Alina Fairlie, Herald Writer

On Wednesday, September 29, the US government gave up on the hunt for 23 varying species of animals and declared them extinct. It is very rare for officials to declare an animal extinct, often it is a persistent search that lasts for decades. However, some of these species have been missing since the passing of the Endangered Species Act in 1973. Passed half of a century ago, this act aimed to conserve threatened species and their habitats. Evidently, it was passed too late to save many of the species removed from the endangered list. The US Fish and Wildlife Service says “For the species proposed for delisting today, the protections of the (Endangered Species Act) came too late, with most either extinct, functionally extinct, or in steep decline at the timing of listing”. Since the passing of this act, 54 species have been recovered, proving to be an effective law, especially for wild flora and fauna. However, it is not effective enough to save a variety of species from the rapid pollution of our planet. It is likely that we will experience more and more loss to our ecosystems and biodiversity in the future as climate change worsens. 

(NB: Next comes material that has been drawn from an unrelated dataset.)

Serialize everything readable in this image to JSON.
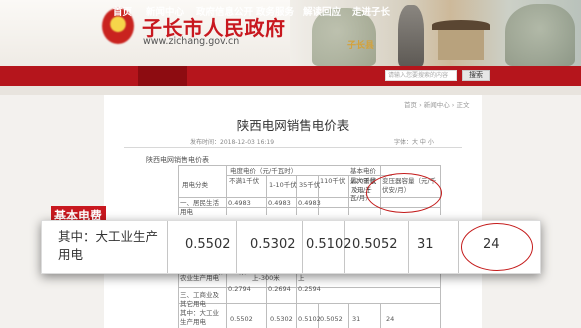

For the next 60 days, the public is allowed to comment on the declaration, and a concluding statement will be made around December.


One of the most recognized animals recently declared extinct is the ivory-billed woodpecker, accompanying 10 other species of birds. The ivory-billed woodpecker was last reported to be seen in 1944, and officially declared endangered in 1967. This bird was known to disappear due to excessive logging, and was often a victim of hunters. Also reported are certain kinds of mussels, fish, a bat, and a plant species. 


Some believe that this was a premature declaration, and it was worth waiting a while longer for another sighting. Despite being the ivory-billed woodpecker absent for nearly 80 years, many ornithologists encourage officials to give the bird a second chance.  John Fitzpatrick, former director of the Cornell Lab of Ornithology says “My view, it’s way premature to declare the bird extinct officially on the part of the US Fish and Wildlife Service because the bird may still exist”. There are speculations of sightings dating back to the early 2000’s.”The point of declaring something extinct is having rock solid evidence that it is gone.”


Climate change is making it much more challenging to recover species, and we will see many disappear with the warming climate. It is a direct loss to our biodiversity and the health of our planet. Humans are negatively contributing to habitat loss through destructive practices such as logging, deforestation ,mass production of clothing, and overconsumption of resources. 

We are seeing wildlife population decline at a staggering rate, dropping 68% from 1970.


These organisms have joined a list of almost 900 extinct species globally as of 2021.